95 F.2d 990 | 5th Cir. | 1938
On November 18, 1935, Mississippi Power Company, a corporation of Maine, filed its bill in the District Court against City of Aberdeen, Miss., and its municipal officers, and against Harold L. Ickes, as Federal Administrator in charge of Public Works Administration, a citizen of Illinois residing in Washington, to enjoin the consummation of a contract between the City of Aberdeen and the Administration looking to the supplying to the city of federal funds to provide itself with an electric distribution system to be connected with power lines of Tennessee Valley Authority, which was alleged to be beyond the constitutional and statutory authority of the Administrator, beyond the authority of the city, and in violation of obligations assumed by the city to the complainant in selling the complainant the city’s electric distribution plant in 1926. A declaratory judgment was also prayed. A restraining order was granted, but on the hearing, the Administrator not having been served and after notification declining to appear, the court dismissed the bill on the motion of the city which asserted that the bill stated no grounds for equitable relief, that- plaintiff had no standing to question the federal activities which were attacked, that the Administrator was an indispensable party, and that no ground for a declaratory judgment was alleged. The hearing in this court of the appeal from this judgment was by consent continued to this term to await the decision of the Supreme Court in cases pending -before it.
As respects parties, we are of opinion that the failure to serve the Administrator does not require dismissal of the bill. It is not alleged that a contract had been consummated with him, but only that it was about to be. A court of equity would not undertake to cancel or reform a contract unless all parties were before it, nor usually would it enjoin performance, of a contract by one party if unable to bind the other by its decree. But if the City of Aberdeen has no power to make the proposed contract, or if its relations with Mississippi Power Company prevent it, the court might so adjudge, although 'the Administrator is not before the court, for he has no fixed rights in the matter in advance of the making of a contract, and he has had an invitation to be heard if he desired.

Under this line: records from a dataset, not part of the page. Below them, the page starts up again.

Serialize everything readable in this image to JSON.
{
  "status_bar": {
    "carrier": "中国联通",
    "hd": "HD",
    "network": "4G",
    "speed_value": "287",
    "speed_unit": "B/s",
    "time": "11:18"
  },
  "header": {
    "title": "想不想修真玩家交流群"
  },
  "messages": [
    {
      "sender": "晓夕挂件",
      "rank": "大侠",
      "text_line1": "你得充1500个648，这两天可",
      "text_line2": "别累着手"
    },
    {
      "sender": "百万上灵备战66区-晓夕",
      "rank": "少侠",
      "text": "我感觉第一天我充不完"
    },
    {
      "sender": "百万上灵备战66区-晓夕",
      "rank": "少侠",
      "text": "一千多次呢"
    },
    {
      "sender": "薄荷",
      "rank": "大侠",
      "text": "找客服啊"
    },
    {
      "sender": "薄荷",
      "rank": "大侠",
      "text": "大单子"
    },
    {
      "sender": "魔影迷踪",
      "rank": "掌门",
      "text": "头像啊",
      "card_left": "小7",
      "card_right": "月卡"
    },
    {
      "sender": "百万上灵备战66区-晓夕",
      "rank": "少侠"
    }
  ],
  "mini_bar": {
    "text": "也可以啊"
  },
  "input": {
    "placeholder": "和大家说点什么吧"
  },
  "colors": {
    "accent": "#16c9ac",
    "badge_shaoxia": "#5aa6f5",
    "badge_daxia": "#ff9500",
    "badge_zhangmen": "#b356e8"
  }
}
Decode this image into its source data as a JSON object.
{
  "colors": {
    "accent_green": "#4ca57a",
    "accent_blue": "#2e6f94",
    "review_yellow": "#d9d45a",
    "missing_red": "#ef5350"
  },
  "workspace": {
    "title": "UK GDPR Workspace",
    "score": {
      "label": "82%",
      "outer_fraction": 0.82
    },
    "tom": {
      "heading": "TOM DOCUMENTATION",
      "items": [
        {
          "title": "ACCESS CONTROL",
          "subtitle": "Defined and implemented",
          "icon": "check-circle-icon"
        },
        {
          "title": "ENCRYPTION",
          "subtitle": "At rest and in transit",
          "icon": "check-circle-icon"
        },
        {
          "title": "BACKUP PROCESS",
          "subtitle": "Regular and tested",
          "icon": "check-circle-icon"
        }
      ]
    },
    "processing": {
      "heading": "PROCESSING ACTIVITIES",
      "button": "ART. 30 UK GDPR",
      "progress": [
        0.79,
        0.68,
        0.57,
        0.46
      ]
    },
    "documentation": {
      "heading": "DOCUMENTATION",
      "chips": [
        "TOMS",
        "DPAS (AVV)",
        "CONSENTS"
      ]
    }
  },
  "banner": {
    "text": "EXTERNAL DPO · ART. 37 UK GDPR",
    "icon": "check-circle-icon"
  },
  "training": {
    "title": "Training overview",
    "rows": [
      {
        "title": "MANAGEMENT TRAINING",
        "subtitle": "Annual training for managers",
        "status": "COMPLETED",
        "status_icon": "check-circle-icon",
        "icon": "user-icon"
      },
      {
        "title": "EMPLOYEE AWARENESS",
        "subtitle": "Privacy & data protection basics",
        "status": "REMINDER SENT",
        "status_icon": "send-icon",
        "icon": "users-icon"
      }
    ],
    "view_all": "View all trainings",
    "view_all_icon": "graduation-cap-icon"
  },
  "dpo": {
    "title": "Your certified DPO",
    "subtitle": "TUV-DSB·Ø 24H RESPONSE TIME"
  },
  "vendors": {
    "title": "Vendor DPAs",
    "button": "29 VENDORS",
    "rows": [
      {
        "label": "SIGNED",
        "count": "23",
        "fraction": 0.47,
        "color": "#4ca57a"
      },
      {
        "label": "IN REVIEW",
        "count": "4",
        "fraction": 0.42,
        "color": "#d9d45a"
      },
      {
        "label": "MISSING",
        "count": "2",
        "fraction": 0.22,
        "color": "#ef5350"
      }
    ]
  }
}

The city’s power and rightful conduct can be determined as between the city and Mississippi Power Company.
Whether the validity of the powers claimed by the Administrator -ought to be considered in his absence is another question. It has been determined that one in the position of Mississippi Power Company has no standing to question them. Alabama Power Co. v. Ickes, 58 S.Ct. 300, 82 L.Ed. —; Duke Power Co. v. Greenwood County, 299 U.S. 259, 57 S.Ct, 202, 81 L.Ed. 178. The cited cases are sought to be distinguished because under the facts therein found there was no solicitation or coercion of the municipalities, nor any conspiracy against the'rights of the complainants, nor any contract to give the federal authorities the right to regulate intrastate rates or eliminate competition; whereas the allegations of this bill assert all these things. We find the allegations on these points to be rather declamatory than factual. No act of persuasion or coercion is set forth; no contract about rates or management is alleged to have been made or definitely formulated. There is really only a fear that one will be made giving too great control to the federal authorities. The charge of conspiracy, if intended as other than formal, is unsupported by anything except what is plainly true, that if the city with a favorable loan from the Administrator builds its own distribution plant and connects it with the Tennessee Valley Authority lines it will expose Mississippi Power Company, which has taxes to pay, and a heavier bond interest, to a competition which it probably cannot meet, and will cause it to lose its customers. The only substantial question at last is the lawfulness of the threatened competition by the city.
The deed is a short, simple instrument stating that for a named money consideration and other considerations and pursuant to a described ordinance, the city “does hereby sell, copvey and warrant unto Mississippi Power Company, a corporation, its successors and assigns the following described property: The electric plant and distributing system belonging to the City of Aberdeen, including all its stores, personal property, material, machinery, fixtures and supplies wheresoever located, used and useful in connection with and pertaining to such electric plant and distribution system.” This is merely a conveyance of described physical property. No business or good will is sold. There is no covenant that the city will never again construct an electric distribution system-. It cannot of course under its general warranty disturb the possession of what it sold, but we judicially know that more than one set of electric wires can be placed over or under a street without material interference. If an interference is actually begun, it is time enough, then to make specific complaint. The franchise is not confined to the plant purchased, and authorizes others. But it has no color of exclusiveness. Exclusive franchises are forbidde.n in Mississippi. It is familiar law from Charles River Bridge v. Warren Bridge, 11 Pet. 420, 9 L.Ed. 773, through Knoxville Water Co. v. Knoxville, 200 U.S. 22, 26 S.Ct. 224, 50 L.Ed. 353, that nothing passes by implication in the grant of a public franchise. The city unquestionably could grant a franchise to another corporation to enter into competition with the Mississippi Power Company. It may enter itself into such competition if it so desires. No law, no contract, prevents. Helena Waterworks v. Helena, 195 U.S. 383, 25 S.Ct. 40, 49 L.Ed. 245.
The judgment dismissing the bill is affirmed.